Community planning in the USA

by Brighid Sammon, Senior Urban Planner

In September this year I was provided with a unique opportunity to participate in the United States International Visitor Leadership program (IVLP). The program was designed for four young leaders across Australia to explore Green Building Technology and Community Planning across USA. The program itinerary included Washington DC, Pensacola, Florida, Denver and Boulder, Colorado & San Francisco, California.

This IVLP program provides a unique opportunity to meet with experienced professionals within the private and public sector and explore shared issues with them. Upon arriving in the US we quickly learnt that we would have to perfect our ‘elevator pitch’ and forgo our Australian inclination to modesty, as one person told us – in America if you know 1% more than you’re an expert. And, while this may have some drawbacks, I definitely learnt the value of more outward self-confidence and the strength in be able to clearly articulate your vision (albeit with a tad of Australian modest thrown in for good measure).

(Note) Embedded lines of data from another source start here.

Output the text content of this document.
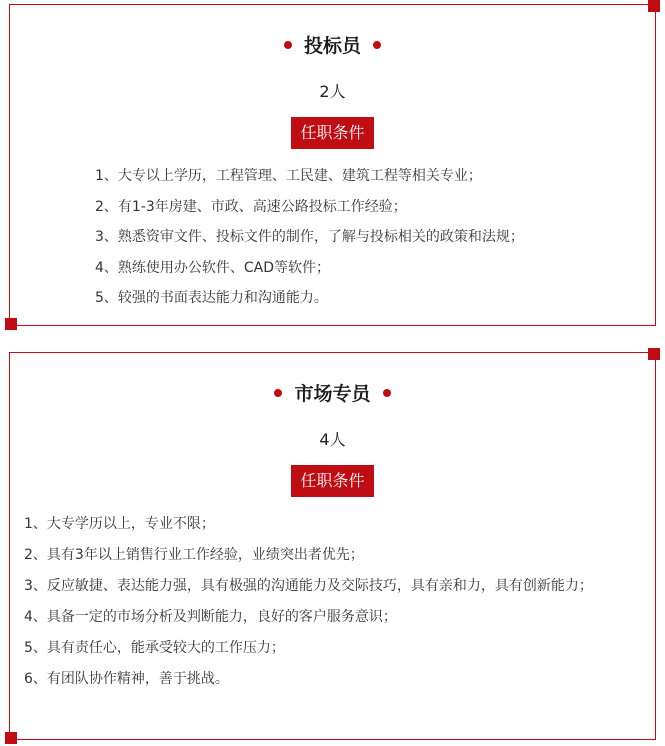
投标员
2人
任职条件
1、大专以上学历，工程管理、工民建、建筑工程等相关专业；
2、有1-3年房建、市政、高速公路投标工作经验；
3、熟悉资审文件、投标文件的制作，了解与投标相关的政策和法规；
4、熟练使用办公软件、CAD等软件；
5、较强的书面表达能力和沟通能力。
市场专员
4人
任职条件
1、大专学历以上，专业不限；
2、具有3年以上销售行业工作经验，业绩突出者优先；
3、反应敏捷、表达能力强，具有极强的沟通能力及交际技巧，具有亲和力，具有创新能力；
4、具备一定的市场分析及判断能力，良好的客户服务意识；
5、具有责任心，能承受较大的工作压力；
6、有团队协作精神，善于挑战。
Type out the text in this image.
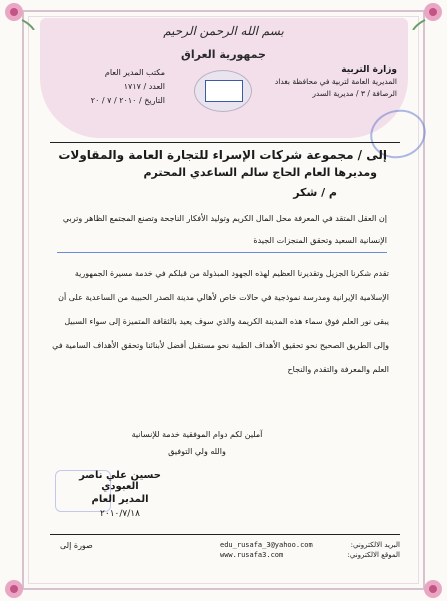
بسم الله الرحمن الرحيم
جمهورية العراق
وزارة التربية
المديرية العامة لتربية في محافظة بغداد
الرصافة / ٣ / مديرية السدر
مكتب المدير العام
العدد / ١٧١٧
التاريخ / ٢٠١٠ / ٧ / ٢٠
إلى / مجموعة شركات الإسراء للتجارة العامة والمقاولات
ومديرها العام الحاج سالم الساعدي المحترم
م / شكر
إن العقل المتقد في المعرفة محل المال الكريم وتوليد الأفكار الناجحة وتصنع المجتمع الظاهر وتربي الإنسانية السعيد وتحقق المنجزات الجيدة
تقدم شكرنا الجزيل وتقديرنا العظيم لهذه الجهود المبذولة من قبلكم في خدمة مسيرة الجمهورية الإسلامية الإيرانية ومدرسة نموذجية في حالات خاص لأهالي مدينة الصدر الحبيبة من الساعدية على أن يبقى نور العلم فوق سماء هذه المدينة الكريمة والذي سوف يعيد بالثقافة المتميزة إلى سواء السبيل وإلى الطريق الصحيح نحو تحقيق الأهداف الطيبة نحو مستقبل أفضل لأبنائنا وتحقق الأهداف السامية في العلم والمعرفة والتقدم والنجاح
آملين لكم دوام الموفقية خدمة للإنسانية
والله ولي التوفيق
حسين علي ناصر العبودي
المدير العام
٢٠١٠/٧/١٨
البريد الالكتروني:
edu_rusafa_3@yahoo.com
الموقع الالكتروني:
www.rusafa3.com
صورة إلى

Of all the interesting things learnt during this experience it was the cultural influences to American cities and policies that I found most intriguing. Due to the innate avoidance of ‘big government’ there is a special focus on the role of City (local) Government and how the role of the advocate.

A strong professional interest for me is the notion of equitable cities, particularly in relation to housing affordability. I was comforted to learn of the many initiatives both from the public and not-for-profit (NFP) sector regarding these issues, however I was struck by the breadth of the problem; within San Francisco particularly. In Boulder, I was struck by the influence that highly engaged citizens can have on their ability to set the direction of their city. The City of Boulder was the first local municipality to introduce a Climate Action Tax and has an affective Urban Growth Boundary since the 1970s; all treasured by the local community. In Pensacola, I was at awe of the investment Escambia County has made into renewable and efficient waste services and their experimental sea rise mitigation programs (not to mention their incredible green roof). In Washington, a city which I have visited before and love, I was amazed at the energy within federal departments in ensuring that their strongly held vision for sustainable, smart cities is maintained (despite the current political environment).  All of these elements link back to a cultural strength of the collective and are contrary to perceived understanding of America or the America that is portrayed in popular culture. The professionals that we met with were willing to engage in intellectual debate regarding the future of our cities, and the opportunity to travel around The States with three other built environment professionals from across Australia, immersing ourselves in American planning will be something that I am always grateful for.

To summarise, the lessons learnt that I have been reflecting upon in my work with my colleagues at Hansen is the need to acknowledge inequity within our cities and to work towards a truly diverse housing stock, the importance of cross-collaboration between the private, not-for-profit and public sector and the importance of public engagement to empower collective change towards improved environmental outcomes.

Brighid Sammon is a Senior Urban Planner at Hansen Partnership.